Les autopistas : coûteuses mais fiables
Les routes à péage sont entretenues selon des normes proches des autoroutes européennes : surface correcte, balisage, éclairage sur les tronçons urbains et accès à l’assistance routière. Les péages sont facturés en pesos, avec des tarifs calculés selon la taille du véhicule — une moto paie moins qu’une voiture. Prévoyez suffisamment de liquide, toutes les cabines de péage n’acceptent pas les cartes étrangères.
Les routes fédérales : le vrai Mexique à vitesse réduite
Gratuites et souvent spectaculaires, les routes fédérales traversent les villages, longent les côtes et serpentent dans les montagnes. Elles sont plus lentes, plus chargées, parfois moins bien entretenues — mais c’est là que se trouvent les marchés du matin, les stands de barbacoa au bord de la route et les conversations avec des locaux qui n’ont jamais vu un touriste motard s’arrêter chez eux.
Sécurité sur la route : les vraies règles du terrain
Ne roulez pas de nuit
C’est la recommandation la plus unanime, des autorités mexicaines aux motards expérimentés qui connaissent le pays. La nuit, les risques se cumulent : absence d’éclairage public sur les nationales rurales, bétail errant sur la chaussée, conducteurs de camions fatigués, et dans certaines zones, activité criminelle plus dense. Planifiez vos étapes pour arriver avant la tombée du jour, même si cela signifie rouler moins loin.
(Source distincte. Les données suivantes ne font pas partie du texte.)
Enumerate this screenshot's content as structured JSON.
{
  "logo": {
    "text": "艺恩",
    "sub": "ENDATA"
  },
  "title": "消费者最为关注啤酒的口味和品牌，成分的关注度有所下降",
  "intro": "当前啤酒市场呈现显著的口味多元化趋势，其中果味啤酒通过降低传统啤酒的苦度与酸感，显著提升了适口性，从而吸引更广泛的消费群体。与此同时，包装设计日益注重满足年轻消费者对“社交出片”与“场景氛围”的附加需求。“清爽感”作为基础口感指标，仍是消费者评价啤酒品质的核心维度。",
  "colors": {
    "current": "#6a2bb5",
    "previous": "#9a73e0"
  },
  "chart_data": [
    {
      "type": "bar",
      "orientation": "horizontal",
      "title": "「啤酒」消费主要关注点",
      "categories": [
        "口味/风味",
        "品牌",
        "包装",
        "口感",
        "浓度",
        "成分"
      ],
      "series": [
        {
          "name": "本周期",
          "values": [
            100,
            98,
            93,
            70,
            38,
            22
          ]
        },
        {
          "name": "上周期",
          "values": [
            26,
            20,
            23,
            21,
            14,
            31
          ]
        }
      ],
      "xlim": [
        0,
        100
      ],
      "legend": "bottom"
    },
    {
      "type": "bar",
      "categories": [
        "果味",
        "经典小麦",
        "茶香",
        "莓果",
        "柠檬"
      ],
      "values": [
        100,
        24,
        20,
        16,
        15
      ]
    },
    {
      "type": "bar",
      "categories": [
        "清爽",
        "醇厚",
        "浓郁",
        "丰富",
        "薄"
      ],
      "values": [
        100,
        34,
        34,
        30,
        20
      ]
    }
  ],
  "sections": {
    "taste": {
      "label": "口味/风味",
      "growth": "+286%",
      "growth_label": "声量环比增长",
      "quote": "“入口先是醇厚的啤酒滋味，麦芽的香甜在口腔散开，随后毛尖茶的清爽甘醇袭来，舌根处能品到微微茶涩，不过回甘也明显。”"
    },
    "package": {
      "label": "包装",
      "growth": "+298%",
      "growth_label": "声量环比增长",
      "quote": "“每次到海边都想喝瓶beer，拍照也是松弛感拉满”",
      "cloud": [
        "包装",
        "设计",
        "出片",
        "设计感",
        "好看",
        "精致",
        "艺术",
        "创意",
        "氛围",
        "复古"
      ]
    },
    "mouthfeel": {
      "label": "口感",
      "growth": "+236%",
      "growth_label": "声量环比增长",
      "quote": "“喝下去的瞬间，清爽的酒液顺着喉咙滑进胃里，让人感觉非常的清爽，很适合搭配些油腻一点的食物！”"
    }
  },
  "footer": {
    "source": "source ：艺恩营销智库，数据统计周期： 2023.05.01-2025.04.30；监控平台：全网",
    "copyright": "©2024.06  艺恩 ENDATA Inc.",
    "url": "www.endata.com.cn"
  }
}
Les Ángeles Verdes : un filet de sécurité souvent méconnu
Le Mexique dispose d’un service d’assistance routière gratuit, les Ángeles Verdes — des mécaniciens itinérants qui patrouillent sur les principales routes fédérales et autoroutes. Ils dépannent, dépannent, remorquent ou orientent. Le service est gratuit (vous payez les pièces si nécessaire). En cas de problème, composez le 078 ou signalez-vous sur le bord de la route.
Sécuriser sa moto
Le vol de moto existe, en particulier dans les grandes villes. Verrou de disque, chaîne, antivol de guidon : mobilisez l’ensemble. Dans les hôtels, demandez systématiquement un stationnement couvert ou surveillé. Ne laissez jamais de sacoches visibles sans surveillance, même quelques minutes.
À savoir avant d’y aller
Les topes sont votre ennemi silencieux. Ces dos d’âne sont rarement signalés à l’avance, parfois invisibles (non peints, non balisés). Adoptez une règle simple : ralentissez en entrant dans chaque village, sans exception.
Le clignotant gauche = invitation à doubler. Pas toujours, pas partout, mais assez souvent pour que vous y soyez préparé. Observez, adaptez, ne présumez pas.
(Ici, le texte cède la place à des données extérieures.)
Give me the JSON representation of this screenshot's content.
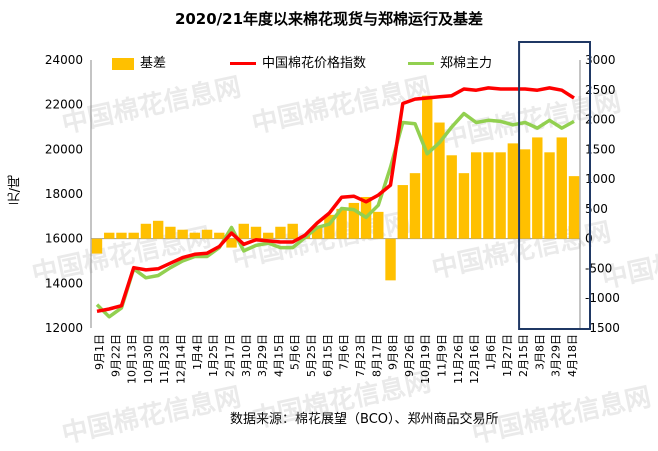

Les contrôles de police existent. La police fédérale installe parfois des checkpoints sur les routes principales. Coopérez calmement, papiers à disposition, sans précipitation. Dans l’immense majorité des cas, ces contrôles ne concernent pas les touristes étrangers en règle.
Budget péages. Sur un itinéraire type Mexico–Oaxaca via autopista, comptez entre 300 et 500 pesos de péages pour une moto, selon le trajet choisi. Ayez toujours du liquide, les montants varient.
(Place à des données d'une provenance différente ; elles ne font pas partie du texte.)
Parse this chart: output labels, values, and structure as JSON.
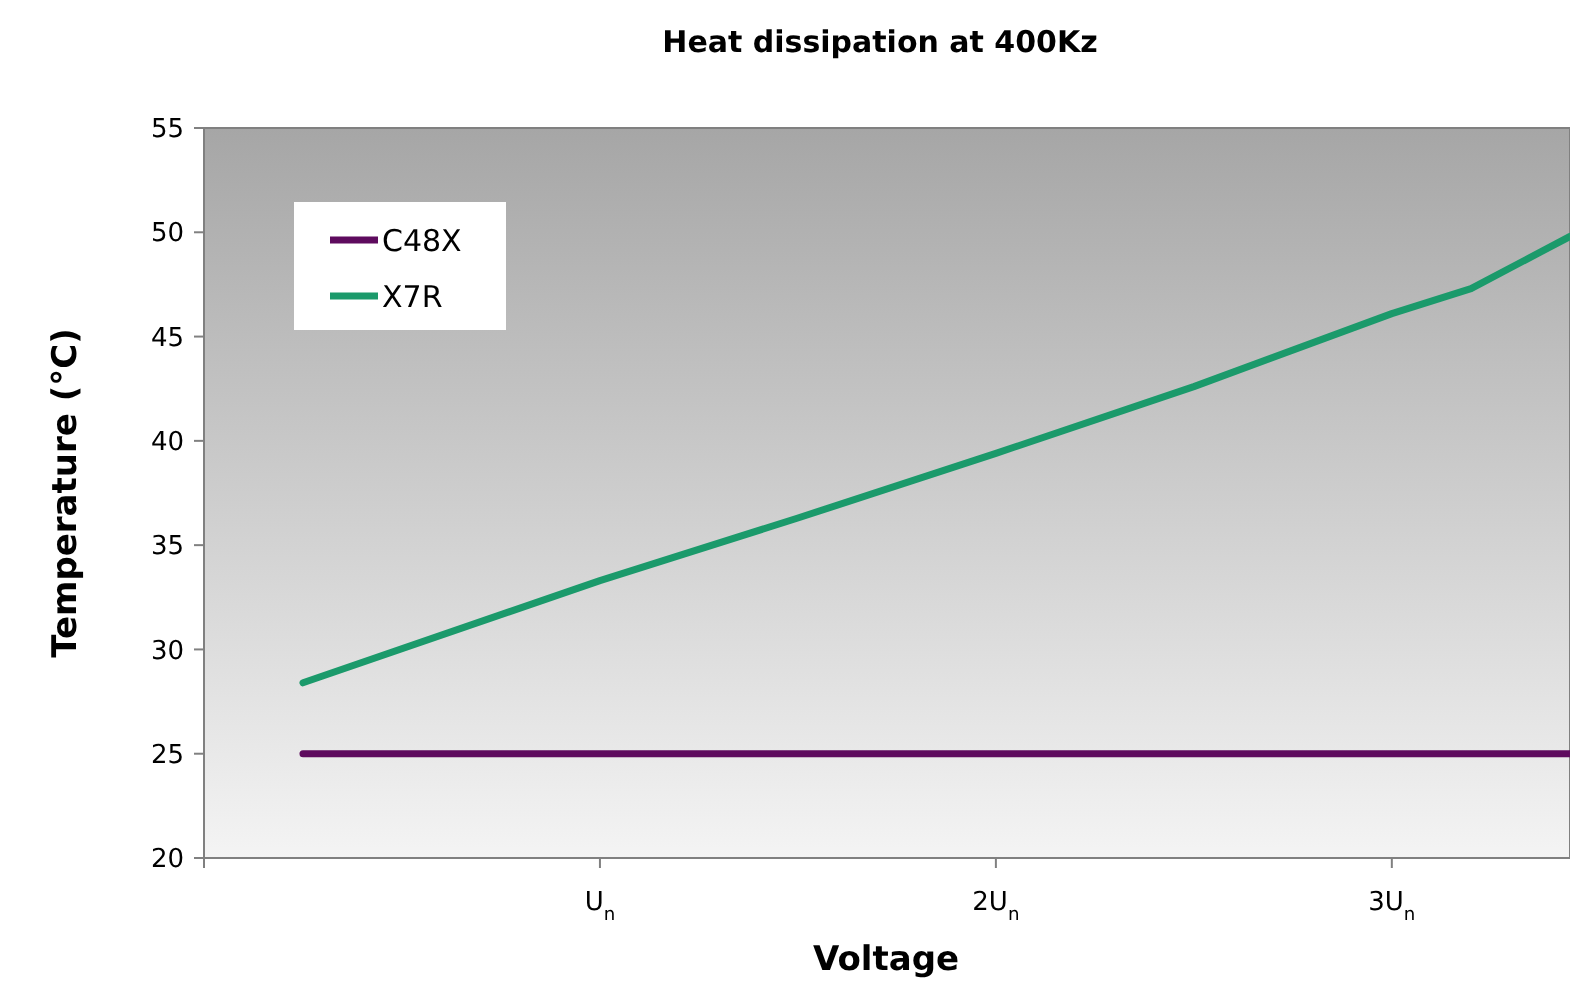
{
  "chart_data": {
    "type": "line",
    "title": "Heat dissipation at 400Kz",
    "xlabel": "Voltage",
    "ylabel": "Temperature (°C)",
    "series": [
      {
        "name": "C48X",
        "color": "#5e0b5e",
        "x": [
          0.25,
          3.45
        ],
        "values": [
          25,
          25
        ]
      },
      {
        "name": "X7R",
        "color": "#1b9a6b",
        "x": [
          0.25,
          1,
          1.5,
          2,
          2.5,
          3,
          3.2,
          3.45
        ],
        "values": [
          28.4,
          33.3,
          36.3,
          39.4,
          42.6,
          46.1,
          47.3,
          49.8
        ]
      }
    ],
    "xlim": [
      0,
      3.45
    ],
    "xticks": [
      {
        "value": 0,
        "label": null
      },
      {
        "value": 1,
        "label": "U$_{n}$"
      },
      {
        "value": 2,
        "label": "2U$_{n}$"
      },
      {
        "value": 3,
        "label": "3U$_{n}$"
      }
    ],
    "ylim": [
      20,
      55
    ],
    "yticks": [
      20,
      25,
      30,
      35,
      40,
      45,
      50,
      55
    ],
    "legend": "top left",
    "marker": "none",
    "line_style": "solid",
    "grid": false
  }
}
Certaines zones restent déconseillées. Consultez les recommandations de voyage de votre gouvernement (France.fr, Diplomatie.gouv.fr) avant de tracer votre itinéraire, en particulier pour les États de Guerrero, Michoacán, Tamaulipas ou Sinaloa. Ce n’est pas une raison d’éviter le Mexique — c’est une raison de choisir son itinéraire avec discernement.
Hydratation et altitude. Sur les hauts plateaux du centre (Mexico, Puebla, Oaxaca), l’altitude dépasse 1 500 à 2 500 mètres. La déshydratation et le mal d’altitude peuvent affecter votre concentration. Buvez régulièrement, reposez-vous davantage les premiers jours.
Une route qui descend des montagnes du Chiapas vers la côte du Pacifique, la végétation qui change toutes les demi-heures, et un village où personne ne parle votre langue mais où on vous tend un café parce que vous avez l’air d’avoir soif — ce genre de moment, on ne le planifie pas. On le mérite, simplement, en préparant bien le reste.